Life on the playa is different from life at home.  You spend more time walking and biking and much, much less time sitting around.  There’s no TV to watch (unless you bring a satellite hookup – but why would you do that?), and there’s a lot of distance between sites.

It’s especially important for those of us a aged 50, 60 or older to be prepared for a more physical week then you might normally spend.  Of course, this article will not be relevant if you’re already a tri-athlete or riding 50 miles a day on your bike.  But for most of us, getting ready is a good idea.

I like to start with more biking or at least riding a stationary bike – every day if possible.  You can easily ride 10 or more miles a day while on the playa, so don’t skimp on your preparations.  Take a walk or two everyday, and go for some distance.  I personally expand my dog walking distance prior to Burning Man (and because I have four dogs, I take them in two waves giving me extra walking time).

Chillin' at Center Camp: a way to relax, conserve energy and still enjoy the burn.

While you’re outside, let yourself get adjusted to warmth and bright sunshine.  Don’t forget sunscreen, a hat and plenty of water.  It’s good to get in the habit of staying hydrated so you won’t forget to do so during the Burn.  Dehydration is one of the top medical problems people encounter at Black Rock City.  Don’t let it happen to you.

Work on staying limber as well.  You can never tell when you might get challenged to a fight a Thunderdome and need all your flexibility and more.

Some things you simply can’t prepare for, like dust storms (you could have a friend, spouse, etc. throw sand in your face and test your goggles and face mask that way, but I don’t recommend it).  You could also get in practice for the porta potties by stopping frequently to use gas station rest rooms, but, again, this is an optional exercise.  There may actually be nothing you can do to prepare for the Burn’s (usually) well-managed system of porta-potties.

In case you don’t already do it, start taking a mid-day nap and extending your nights a little later than usual.  Finally, get your body used to a skosh more alcohol than usual.  There’s a lot of dinking at Burning Man and you won’t want to suffer because of it.

We may be a bit older than the average Burner, but there’s no reason we can’t enjoy it just as much as everyone else.  As many of us learned in the scouts, Be Prepared!

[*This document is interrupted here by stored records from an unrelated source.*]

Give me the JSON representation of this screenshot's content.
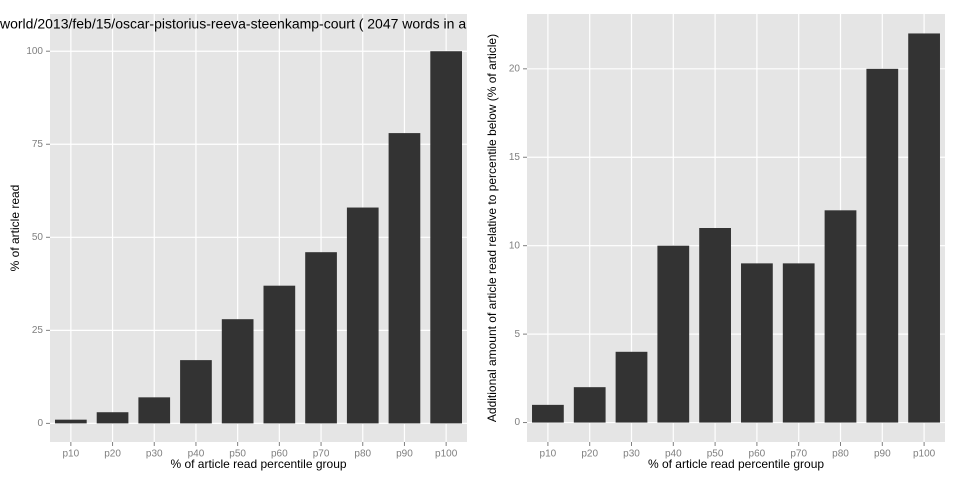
{
  "chart_data": [
    {
      "type": "bar",
      "title": "world/2013/feb/15/oscar-pistorius-reeva-steenkamp-court ( 2047 words in a",
      "x_label": "% of article read percentile group",
      "y_label": "% of article read",
      "categories": [
        "p10",
        "p20",
        "p30",
        "p40",
        "p50",
        "p60",
        "p70",
        "p80",
        "p90",
        "p100"
      ],
      "values": [
        1,
        3,
        7,
        17,
        28,
        37,
        46,
        58,
        78,
        100
      ],
      "color": "#333333",
      "ylim": [
        -5,
        110
      ],
      "yticks": [
        0,
        25,
        50,
        75,
        100
      ],
      "grid": true
    },
    {
      "type": "bar",
      "x_label": "% of article read percentile group",
      "y_label": "Additional amount of article read relative to percentile below (% of article)",
      "categories": [
        "p10",
        "p20",
        "p30",
        "p40",
        "p50",
        "p60",
        "p70",
        "p80",
        "p90",
        "p100"
      ],
      "values": [
        1,
        2,
        4,
        10,
        11,
        9,
        9,
        12,
        20,
        22
      ],
      "color": "#333333",
      "ylim": [
        -1.1,
        23.1
      ],
      "yticks": [
        0,
        5,
        10,
        15,
        20
      ],
      "grid": true
    }
  ]
}
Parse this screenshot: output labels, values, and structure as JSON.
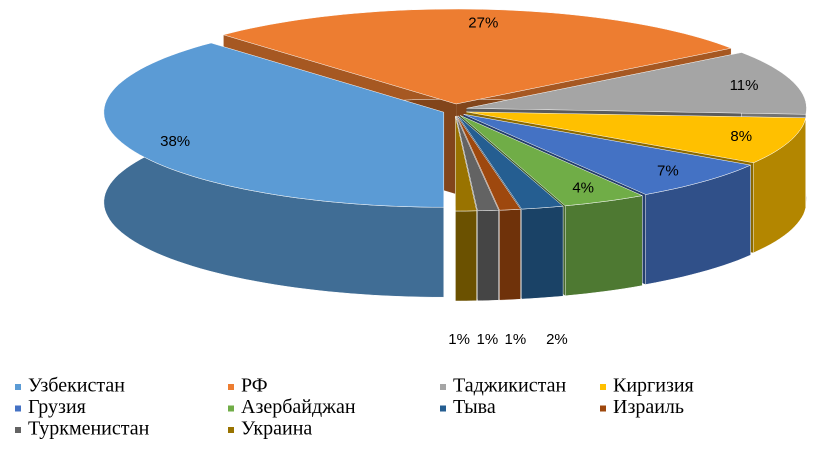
{
  "chart_data": {
    "type": "pie3d",
    "categories": [
      "Узбекистан",
      "РФ",
      "Таджикистан",
      "Киргизия",
      "Грузия",
      "Азербайджан",
      "Тыва",
      "Израиль",
      "Туркменистан",
      "Украина"
    ],
    "values": [
      38,
      27,
      11,
      8,
      7,
      4,
      2,
      1,
      1,
      1
    ],
    "value_labels": [
      "38%",
      "27%",
      "11%",
      "8%",
      "7%",
      "4%",
      "2%",
      "1%",
      "1%",
      "1%"
    ],
    "colors": [
      "#5b9bd5",
      "#ed7d31",
      "#a5a5a5",
      "#ffc000",
      "#4472c4",
      "#70ad47",
      "#255e91",
      "#9e480e",
      "#636363",
      "#997300"
    ],
    "legend": "bottom"
  }
}
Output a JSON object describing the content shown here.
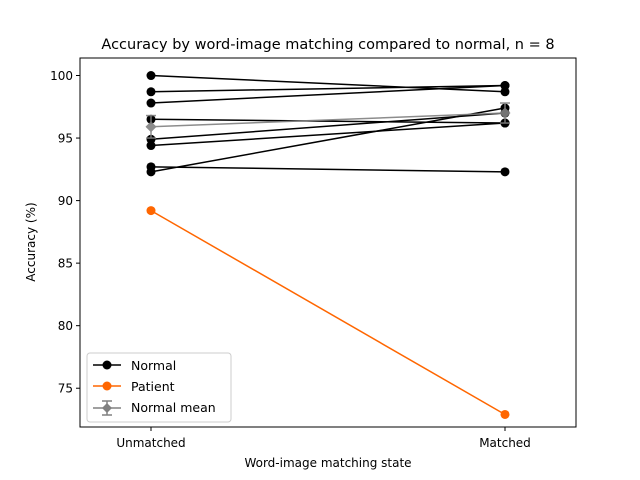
{
  "chart_data": {
    "type": "line",
    "title": "Accuracy by word-image matching compared to normal, n = 8",
    "xlabel": "Word-image matching state",
    "ylabel": "Accuracy (%)",
    "categories": [
      "Unmatched",
      "Matched"
    ],
    "ylim": [
      71.9,
      101.4
    ],
    "yticks": [
      75,
      80,
      85,
      90,
      95,
      100
    ],
    "ytick_labels": [
      "75",
      "80",
      "85",
      "90",
      "95",
      "100"
    ],
    "grid": false,
    "legend_position": "lower-left",
    "normal_series": [
      {
        "values": [
          100.0,
          98.7
        ]
      },
      {
        "values": [
          98.7,
          99.2
        ]
      },
      {
        "values": [
          97.8,
          99.2
        ]
      },
      {
        "values": [
          96.5,
          96.2
        ]
      },
      {
        "values": [
          94.9,
          97.0
        ]
      },
      {
        "values": [
          94.4,
          96.2
        ]
      },
      {
        "values": [
          92.7,
          92.3
        ]
      },
      {
        "values": [
          92.3,
          97.4
        ]
      }
    ],
    "patient_series": {
      "name": "Patient",
      "values": [
        89.2,
        72.9
      ]
    },
    "normal_mean": {
      "name": "Normal mean",
      "values": [
        95.9,
        97.0
      ],
      "errors": [
        0.9,
        0.8
      ]
    },
    "legend": [
      {
        "label": "Normal",
        "color": "#000000",
        "marker": "circle"
      },
      {
        "label": "Patient",
        "color": "#ff6600",
        "marker": "circle"
      },
      {
        "label": "Normal mean",
        "color": "#808080",
        "marker": "diamond"
      }
    ],
    "colors": {
      "normal": "#000000",
      "patient": "#ff6600",
      "mean": "#808080"
    }
  }
}
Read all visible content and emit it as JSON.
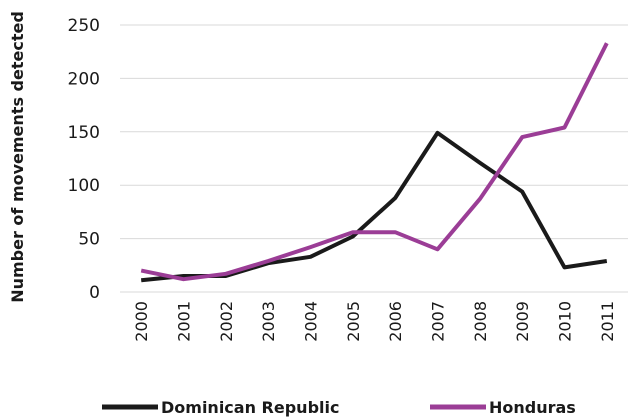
{
  "chart_data": {
    "type": "line",
    "title": "",
    "xlabel": "",
    "ylabel": "Number of movements detected",
    "x": [
      "2000",
      "2001",
      "2002",
      "2003",
      "2004",
      "2005",
      "2006",
      "2007",
      "2008",
      "2009",
      "2010",
      "2011"
    ],
    "ylim": [
      0,
      250
    ],
    "yticks": [
      "0",
      "50",
      "100",
      "150",
      "200",
      "250"
    ],
    "grid": true,
    "legend_position": "bottom",
    "series": [
      {
        "name": "Dominican Republic",
        "color": "#1a1a1a",
        "values": [
          11,
          15,
          15,
          27,
          33,
          52,
          88,
          149,
          121,
          94,
          23,
          29
        ]
      },
      {
        "name": "Honduras",
        "color": "#9b3d96",
        "values": [
          20,
          12,
          17,
          29,
          42,
          56,
          56,
          40,
          87,
          145,
          154,
          233
        ]
      }
    ]
  }
}
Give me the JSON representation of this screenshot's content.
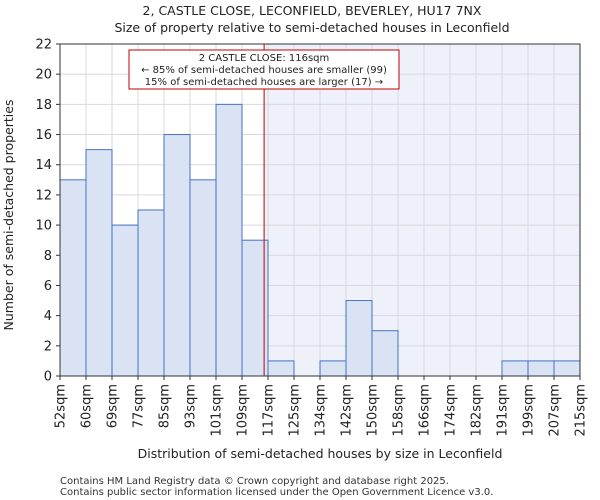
{
  "chart_data": {
    "type": "bar",
    "title_line1": "2, CASTLE CLOSE, LECONFIELD, BEVERLEY, HU17 7NX",
    "title_line2": "Size of property relative to semi-detached houses in Leconfield",
    "xlabel": "Distribution of semi-detached houses by size in Leconfield",
    "ylabel": "Number of semi-detached properties",
    "ylim": [
      0,
      22
    ],
    "yticks": [
      0,
      2,
      4,
      6,
      8,
      10,
      12,
      14,
      16,
      18,
      20,
      22
    ],
    "bin_edges": [
      "52sqm",
      "60sqm",
      "69sqm",
      "77sqm",
      "85sqm",
      "93sqm",
      "101sqm",
      "109sqm",
      "117sqm",
      "125sqm",
      "134sqm",
      "142sqm",
      "150sqm",
      "158sqm",
      "166sqm",
      "174sqm",
      "182sqm",
      "191sqm",
      "199sqm",
      "207sqm",
      "215sqm"
    ],
    "values": [
      13,
      15,
      10,
      11,
      16,
      13,
      18,
      9,
      1,
      0,
      1,
      5,
      3,
      0,
      0,
      0,
      0,
      1,
      1,
      1
    ],
    "property_marker_bin_position": 7.85,
    "annotation": {
      "line1": "2 CASTLE CLOSE: 116sqm",
      "line2": "← 85% of semi-detached houses are smaller (99)",
      "line3": "15% of semi-detached houses are larger (17) →"
    },
    "colors": {
      "bar_fill": "#dae3f3",
      "bar_stroke": "#4472c4",
      "marker": "#c00000",
      "highlight": "#eef1fa",
      "grid": "#d9d9d9"
    }
  },
  "footer": {
    "line1": "Contains HM Land Registry data © Crown copyright and database right 2025.",
    "line2": "Contains public sector information licensed under the Open Government Licence v3.0."
  }
}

Preparing Your RV for the Playa

This entry is for those of you planning to bring an RV or trailer to Burning Man.  Whether it’s your own vehicle or a rental, you’ll want to protect it as best you can from the punishment of a week on the playa.  There may be little you can do to guard the outside of the RV (although there are RV covers, which aren’t particularly useful unless you don’t plan to go in and out of the unit), but you can do quite a bit to keep the playa dust out of the interior and protect the most vulnerable gear.

We cover all of the upholstered furniture with Press ‘n’ Seal plastic wrap, then cover the plastic wrap with old blankets and sheets.  We roll up all the pleated shades, cover them with Press ‘n’ Seal, and tuck the shades away using duct tape.  Then we replace the real curtains with paper shades that we buy from Home Depot or similar stores.

We seal all the windows with painter’s tape (the blue stuff) and seal off vents that won’t be used (not the air conditioning – you’ll need that to be operable in the heat of the day when you’re trying to rest.  You probably won’t have any need for the heater vents, however, so cover those.).  We cover the floor with a layer of heavy plastic that we cut to fit the various areas of the interior (it’s like making a large jigsaw puzzle).  When we put the plastic in place, we hold it down with heavy-duty staples.  We then cover the plastic with carpet samples, which we get for free from local carpet dealers.

Once at the burn, we always take our shoes off before entering the RV.  You’ll never keep the interior pristine at the burn, but every little improvement helps you during cleanup.

We cover the front of our RV with a portion of our RV cover.  This protects the engine from all the dust and helps avoid problems re-starting your engine.  If you have a separate truck and trailer, you’ll want to cover the truck’s hood in a similar fashion.

In case you want to leave your windows operable, remember to close them when you head out to the playa.  Dust storms can come up suddenly and you might just find your entire interior coated with playa dust – not a pretty sight.

And here’s one final warning:  even with all the effort you put into protecting your camper/RV, playa dust will make its way into crevices and corners.  There’s simply no way to block it all.  Besides, a little playa dust is a badge of honor for burners.